The higher the frequency, the worse that is. So standing very close to an HF antenna that only broadcasts up to like say 30 megahertz is different than standing next to a 700 megahertz cell phone antenna, which is different from standing next to a 2.5 gigahertz cell phone antenna. The reasoning for that is due to power levels and wavelength of the radio signal itself.

[–] deranger@sh.itjust.works 19 points 5 months ago* (last edited 5 months ago) (1 children)

Humans are most sensitive to EM radiation between 30-300 MHz. It tapers off after that, it’s not linear where higher = worse for you across the entire spectrum.

https://www.fcc.gov/engineering-technology/electromagnetic-compatibility-division/radio-frequency-safety/faq/rf-safety

In the case of exposure of the whole body, a standing ungrounded human adult absorbs RF energy at a maximum rate when the frequency of the RF radiation is in the range of about 70 MHz.  This means that the "whole-body" SAR is at a maximum under these conditions.  Because of this "resonance" phenomenon and consideration of children and grounded adults, RF safety standards are generally most restrictive in the frequency range of about 30 to 300 MHz.

[–] shortwavesurfer@monero.town 2 points 5 months ago (2 children)

What about those military things that they use to disperse crowds? Where it makes you feel like your skin is cooking, but it's actually not. I feel like that uses high power and high frequency radio waves to accomplish that.

[–] Chronographs@lemmy.zip 8 points 5 months ago (1 children)

This? it says that uses 95ghz which seems to be another frequency that is absorbed well. It’s not just because it’s cb high frequency, there’s specific frequencies that resonate with different things. Also it is definitely cooking your skin and you would be burned if you were hit long enough

[–] 0x0@programming.dev 2 points 5 months ago* (last edited 5 months ago)

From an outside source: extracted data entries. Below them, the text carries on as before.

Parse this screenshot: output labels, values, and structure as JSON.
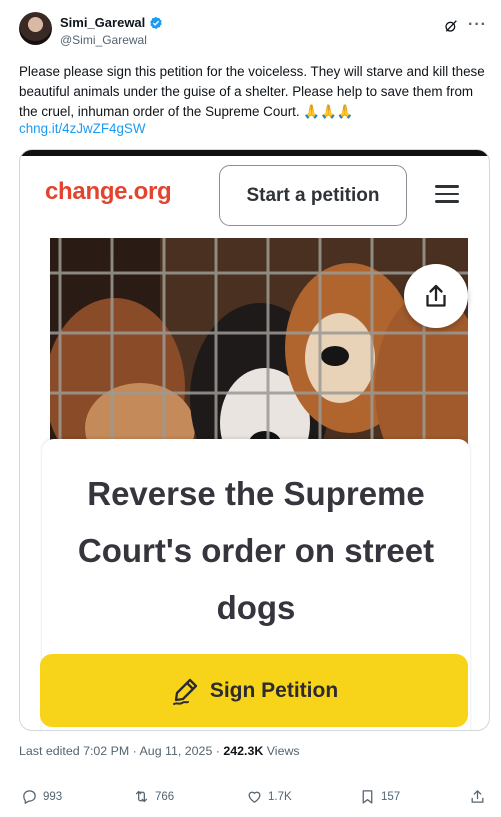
{
  "user": {
    "name": "Simi_Garewal",
    "handle": "@Simi_Garewal"
  },
  "tweet": {
    "text": "Please please sign this petition for the voiceless. They will starve and kill these beautiful animals under the guise of a shelter. Please help to save them from the cruel, inhuman order of the Supreme Court. 🙏🙏🙏",
    "link": "chng.it/4zJwZF4gSW"
  },
  "card": {
    "logo": "change.org",
    "start_label": "Start a petition",
    "photo_icon": "caged-dogs-image",
    "petition_title": "Reverse the Supreme Court's order on street dogs",
    "sign_label": "Sign Petition",
    "colors": {
      "logo": "#e2442f",
      "sign_button": "#f7d31a"
    }
  },
  "meta": {
    "edited": "Last edited 7:02 PM · Aug 11, 2025 · ",
    "views_count": "242.3K",
    "views_label": " Views"
  },
  "actions": {
    "replies": "993",
    "reposts": "766",
    "likes": "1.7K",
    "bookmarks": "157"
  }
}
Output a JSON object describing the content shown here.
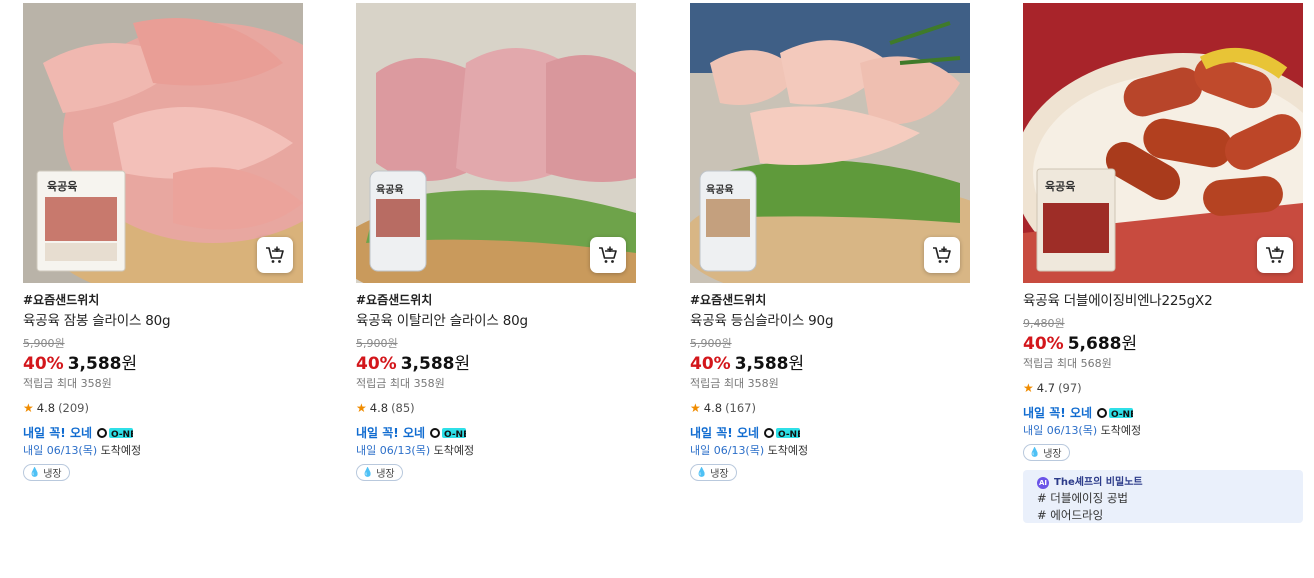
{
  "products": [
    {
      "tag": "#요즘샌드위치",
      "name": "육공육 잠봉 슬라이스 80g",
      "original_price": "5,900원",
      "discount": "40%",
      "price": "3,588",
      "currency": "원",
      "points": "적립금 최대 358원",
      "rating": "4.8",
      "reviews": "(209)",
      "delivery_label": "내일 꼭! 오네",
      "delivery_date": "내일 06/13(목)",
      "delivery_suffix": "도착예정",
      "storage": "냉장",
      "package_label": "육공육"
    },
    {
      "tag": "#요즘샌드위치",
      "name": "육공육 이탈리안 슬라이스 80g",
      "original_price": "5,900원",
      "discount": "40%",
      "price": "3,588",
      "currency": "원",
      "points": "적립금 최대 358원",
      "rating": "4.8",
      "reviews": "(85)",
      "delivery_label": "내일 꼭! 오네",
      "delivery_date": "내일 06/13(목)",
      "delivery_suffix": "도착예정",
      "storage": "냉장",
      "package_label": "육공육"
    },
    {
      "tag": "#요즘샌드위치",
      "name": "육공육 등심슬라이스 90g",
      "original_price": "5,900원",
      "discount": "40%",
      "price": "3,588",
      "currency": "원",
      "points": "적립금 최대 358원",
      "rating": "4.8",
      "reviews": "(167)",
      "delivery_label": "내일 꼭! 오네",
      "delivery_date": "내일 06/13(목)",
      "delivery_suffix": "도착예정",
      "storage": "냉장",
      "package_label": "육공육"
    },
    {
      "name": "육공육 더블에이징비엔나225gX2",
      "original_price": "9,480원",
      "discount": "40%",
      "price": "5,688",
      "currency": "원",
      "points": "적립금 최대 568원",
      "rating": "4.7",
      "reviews": "(97)",
      "delivery_label": "내일 꼭! 오네",
      "delivery_date": "내일 06/13(목)",
      "delivery_suffix": "도착예정",
      "storage": "냉장",
      "package_label": "육공육",
      "chef_note": {
        "title": "The셰프의 비밀노트",
        "lines": [
          "# 더블에이징 공법",
          "# 에어드라잉"
        ]
      }
    }
  ],
  "one_logo": "O-NE",
  "colors": {
    "discount": "#d3161b",
    "delivery": "#0f6bd0",
    "star": "#f08c00",
    "chef_bg": "#eaf0fb"
  },
  "icons": [
    "cart-add-icon",
    "star-icon",
    "drop-icon",
    "ai-icon",
    "one-logo-icon"
  ]
}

Won't that increase probability of skin cancer?

Edit: yes:

there is an extremely low probability that scars derived from such injury might later become cancerous

[–] deranger@sh.itjust.works 6 points 5 months ago (1 children)

Those are 95 GHz but very high power and focused as well.

It's not that high frequency can't hurt you, what I'm trying to say is for a given power level, 30-300 MHz is the most risky to humans. That's why the FCC regulates this band the most stringently.

[–] shortwavesurfer@monero.town 3 points 5 months ago

Fair enough, there's some really golden information in this thread.